The dangers were highlighted at the start of this year by the hacking of Prime Minister Bohuslav Sobotka’s emails. That was embarrassing enough and has prompted a police investigation and steps from the National Cyber Security Centre, the state body tasked with protecting key state infrastructures and services from attack, to action. The centre is now examining how it can better safeguard targets through so-called ‘active defense,’ details of that are not being revealed.
At the governmental level, a law outlining the framework, responsibilities, and strategy for cyber security, such as identifying key installations such as power stations and networks, emergency services and the police from being disrupted and hacked, have been in place for a year now. The strategy document warned that police capabilities to deal with cyber security needed to be substantially bolstered.

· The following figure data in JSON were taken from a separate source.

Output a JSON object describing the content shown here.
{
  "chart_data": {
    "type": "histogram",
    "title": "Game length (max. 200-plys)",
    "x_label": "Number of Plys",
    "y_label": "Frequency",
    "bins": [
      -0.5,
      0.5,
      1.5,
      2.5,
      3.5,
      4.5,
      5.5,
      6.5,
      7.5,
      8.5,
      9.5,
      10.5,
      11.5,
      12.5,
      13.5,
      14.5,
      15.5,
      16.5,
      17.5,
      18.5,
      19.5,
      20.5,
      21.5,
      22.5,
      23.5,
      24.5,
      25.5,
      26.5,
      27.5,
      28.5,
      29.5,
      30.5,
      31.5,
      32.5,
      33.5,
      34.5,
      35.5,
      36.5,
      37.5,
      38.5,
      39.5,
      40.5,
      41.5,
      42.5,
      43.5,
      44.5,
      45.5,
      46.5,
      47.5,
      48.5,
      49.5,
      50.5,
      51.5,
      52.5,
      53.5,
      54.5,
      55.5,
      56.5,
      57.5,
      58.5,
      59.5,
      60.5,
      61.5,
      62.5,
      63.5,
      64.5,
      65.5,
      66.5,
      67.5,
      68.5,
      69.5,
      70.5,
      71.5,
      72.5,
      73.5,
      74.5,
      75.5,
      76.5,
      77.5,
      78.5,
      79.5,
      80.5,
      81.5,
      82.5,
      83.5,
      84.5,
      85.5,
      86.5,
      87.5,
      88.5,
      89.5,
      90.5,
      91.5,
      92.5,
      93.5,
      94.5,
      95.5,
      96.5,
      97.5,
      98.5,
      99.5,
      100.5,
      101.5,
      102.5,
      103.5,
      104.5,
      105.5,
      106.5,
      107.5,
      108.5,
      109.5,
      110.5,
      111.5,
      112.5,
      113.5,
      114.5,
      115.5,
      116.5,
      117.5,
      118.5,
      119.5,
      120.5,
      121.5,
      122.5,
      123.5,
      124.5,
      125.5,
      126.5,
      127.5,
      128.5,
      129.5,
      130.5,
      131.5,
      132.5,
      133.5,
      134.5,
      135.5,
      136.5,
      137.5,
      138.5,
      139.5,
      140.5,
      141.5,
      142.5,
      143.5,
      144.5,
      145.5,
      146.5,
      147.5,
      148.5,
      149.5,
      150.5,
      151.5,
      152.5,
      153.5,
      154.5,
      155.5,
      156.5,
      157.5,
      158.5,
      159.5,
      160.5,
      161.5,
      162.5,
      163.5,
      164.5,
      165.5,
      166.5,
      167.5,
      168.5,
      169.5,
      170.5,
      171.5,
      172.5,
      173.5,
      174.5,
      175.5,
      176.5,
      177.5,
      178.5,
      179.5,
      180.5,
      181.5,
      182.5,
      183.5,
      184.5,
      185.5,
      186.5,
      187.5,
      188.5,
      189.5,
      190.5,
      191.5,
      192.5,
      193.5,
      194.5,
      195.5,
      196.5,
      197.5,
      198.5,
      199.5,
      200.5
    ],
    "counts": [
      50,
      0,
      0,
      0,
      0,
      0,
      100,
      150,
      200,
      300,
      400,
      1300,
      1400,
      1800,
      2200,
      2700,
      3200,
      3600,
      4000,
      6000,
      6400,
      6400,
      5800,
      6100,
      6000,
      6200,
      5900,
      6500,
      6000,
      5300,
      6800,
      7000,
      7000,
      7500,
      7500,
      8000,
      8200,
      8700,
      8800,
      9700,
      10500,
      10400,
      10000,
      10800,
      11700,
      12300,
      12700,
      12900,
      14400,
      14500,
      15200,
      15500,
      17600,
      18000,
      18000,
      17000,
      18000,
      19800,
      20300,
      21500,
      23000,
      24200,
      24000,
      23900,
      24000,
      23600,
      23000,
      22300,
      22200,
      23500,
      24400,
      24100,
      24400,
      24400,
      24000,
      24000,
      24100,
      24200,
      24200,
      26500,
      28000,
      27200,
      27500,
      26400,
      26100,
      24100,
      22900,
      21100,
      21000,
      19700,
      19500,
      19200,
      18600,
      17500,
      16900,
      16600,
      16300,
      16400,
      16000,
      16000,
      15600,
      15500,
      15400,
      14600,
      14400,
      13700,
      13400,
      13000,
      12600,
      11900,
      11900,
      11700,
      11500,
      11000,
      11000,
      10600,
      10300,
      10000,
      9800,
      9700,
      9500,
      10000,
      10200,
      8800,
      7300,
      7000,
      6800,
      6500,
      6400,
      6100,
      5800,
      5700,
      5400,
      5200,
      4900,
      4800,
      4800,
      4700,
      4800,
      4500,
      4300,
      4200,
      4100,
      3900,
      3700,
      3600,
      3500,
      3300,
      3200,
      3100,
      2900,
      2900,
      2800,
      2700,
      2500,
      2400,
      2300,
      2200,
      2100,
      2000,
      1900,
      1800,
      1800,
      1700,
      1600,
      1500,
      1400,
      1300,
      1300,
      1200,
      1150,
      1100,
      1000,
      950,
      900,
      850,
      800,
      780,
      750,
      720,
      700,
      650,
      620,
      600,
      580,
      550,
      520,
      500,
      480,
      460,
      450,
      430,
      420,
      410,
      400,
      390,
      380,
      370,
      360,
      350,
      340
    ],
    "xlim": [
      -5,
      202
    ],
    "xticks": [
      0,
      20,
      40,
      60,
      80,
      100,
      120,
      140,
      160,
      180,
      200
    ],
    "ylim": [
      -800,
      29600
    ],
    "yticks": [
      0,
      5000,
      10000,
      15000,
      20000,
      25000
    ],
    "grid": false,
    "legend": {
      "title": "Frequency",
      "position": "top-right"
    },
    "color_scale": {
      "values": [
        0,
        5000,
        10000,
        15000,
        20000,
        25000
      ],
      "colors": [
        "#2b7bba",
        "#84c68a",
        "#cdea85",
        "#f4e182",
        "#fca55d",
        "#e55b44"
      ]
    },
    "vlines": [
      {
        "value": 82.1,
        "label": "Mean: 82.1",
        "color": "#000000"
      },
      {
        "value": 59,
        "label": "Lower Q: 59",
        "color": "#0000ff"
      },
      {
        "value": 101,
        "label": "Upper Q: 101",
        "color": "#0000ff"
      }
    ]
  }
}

But there has been action. A major two-day exercise back in October also, for example, simulated a hacking attack on a nuclear power plants.
Cooperation agreements between the centre and NATO and with key countries which lead in cyber security such as the US, South Korea, Israel and Estonia and Czech universities have also been forged.
But a lot of questions still seem to be posed. For one thing, the line between public and private which is drawn by the laws on Czech cyber security are not quite so clear cut on the ground. State institutions and strategic state companies often outsource part of their IT and cyber security responsibilities to private companies. Some may store key date in cloud systems that might be based far away from the country.
“They are certainly not prepared very well but they are improving and in some sectors they are improving very rapidly. The problem is motivation because top management of the company has to be ready and consider cyber security as the main topic and, unfortunately, that often does not happen.”
Flídr warns as well that some companies when faced with fulfilling their legal cyber security responsibilities actually prefer to take a fine rather than do the work required because it comes out as a cheaper option in the short-term.